Esta semana, el Wall Street Journal llamó la atención sobre «una expansión constante de los ataques contra espías y diplomáticos estadounidenses enviados en el extranjero por asaltantes desconocidos que utilizan lo que los funcionarios gubernamentales y científicos sospechan que es algún tipo de fuente de energía dirigida«.

Los principales funcionarios de Trump primero y Biden después han utilizado la misteriosa enfermedad para arrojar sospechas y culpar a todos, desde los rusos hasta cubanos e iraníes, hasta cualquier enemigo de los Estados Unidos, recordando a los ya olvidados «ataques con antrax» post 11-S.

Recuerde que desde 2016 hasta 2017 hubo informes «oficiales» de que casi dos docenas de diplomáticos estadounidenses, y un puñado de canadienses, que trabajaban en las embajadas en La Habana, sufrieron síntomas difíciles de precisar de presuntos «ataques sónicos». El personal informó haber experimentado de todo, desde vómitos hasta conmociones cerebrales, dolores de cabeza crónicos y lesiones cerebrales menores.

Pero desde el principio faltaba cualquier evidencia real, aparte de los informes de los síntomas extraños en sí mismos (algo que variaba de una persona a otra y seguía siendo muy subjetivo en términos de descripción o gravedad). Todo el episodio inicial, centrado en la Embajada de Estados Unidos en la capital cubana, dio lugar a un sinfín de teorías.

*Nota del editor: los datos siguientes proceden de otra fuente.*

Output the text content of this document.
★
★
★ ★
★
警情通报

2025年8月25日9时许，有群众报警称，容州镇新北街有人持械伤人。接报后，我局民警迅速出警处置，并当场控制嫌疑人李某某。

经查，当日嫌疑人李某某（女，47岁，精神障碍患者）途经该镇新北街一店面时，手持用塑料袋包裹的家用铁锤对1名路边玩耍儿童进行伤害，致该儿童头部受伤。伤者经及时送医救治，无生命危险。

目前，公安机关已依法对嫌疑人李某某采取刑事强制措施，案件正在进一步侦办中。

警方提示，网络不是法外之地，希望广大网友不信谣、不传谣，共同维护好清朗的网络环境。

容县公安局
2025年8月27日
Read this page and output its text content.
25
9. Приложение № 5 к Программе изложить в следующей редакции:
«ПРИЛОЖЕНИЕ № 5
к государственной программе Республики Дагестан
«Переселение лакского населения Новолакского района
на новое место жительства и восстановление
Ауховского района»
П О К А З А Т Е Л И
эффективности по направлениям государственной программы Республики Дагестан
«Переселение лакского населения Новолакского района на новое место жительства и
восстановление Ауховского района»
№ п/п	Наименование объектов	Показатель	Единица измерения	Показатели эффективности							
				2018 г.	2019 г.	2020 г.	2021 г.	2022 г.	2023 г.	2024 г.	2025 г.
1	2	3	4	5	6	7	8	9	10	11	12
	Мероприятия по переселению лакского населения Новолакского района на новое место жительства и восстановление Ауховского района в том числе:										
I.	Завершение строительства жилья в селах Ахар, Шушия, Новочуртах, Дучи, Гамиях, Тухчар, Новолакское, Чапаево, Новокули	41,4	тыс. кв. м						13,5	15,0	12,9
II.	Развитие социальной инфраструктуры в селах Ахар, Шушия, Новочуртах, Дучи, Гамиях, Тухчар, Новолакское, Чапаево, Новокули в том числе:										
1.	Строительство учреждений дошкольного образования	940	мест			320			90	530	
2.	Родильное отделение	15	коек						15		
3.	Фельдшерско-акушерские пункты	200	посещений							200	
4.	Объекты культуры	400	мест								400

Una teoría primordial que surgió en 2019 lo atribuyó a un fenómeno natural debido a los sonidos producidos por los grillos en La Habana. Esta teoría en particular no se basó simplemente en las reflexiones de algunos funcionarios estadounidenses al azar, sino que fue presentada por un equipo de científicos y apareció en The Guardian en 2019. Otros científicos habían postulado simultáneamente la posibilidad de histeria masiva entre el personal que trabajaba en un ambiente de alto estrés.

Esta semana, toda la narrativa avanzada por los funcionarios de Washington se ha desmoronado aún más, dado que la revista Buzzfeed obtuvo un nuevo documento gubernamental desclasificado que muestra que los propios científicos contratados por el gobierno dicen que los incidentes originales del síndrome de La Habana fueron «muy probablemente» causados ​​por insectos. Pero en la retina de mucha gente quedará «demostrado» que la culpa la tienen los rusos.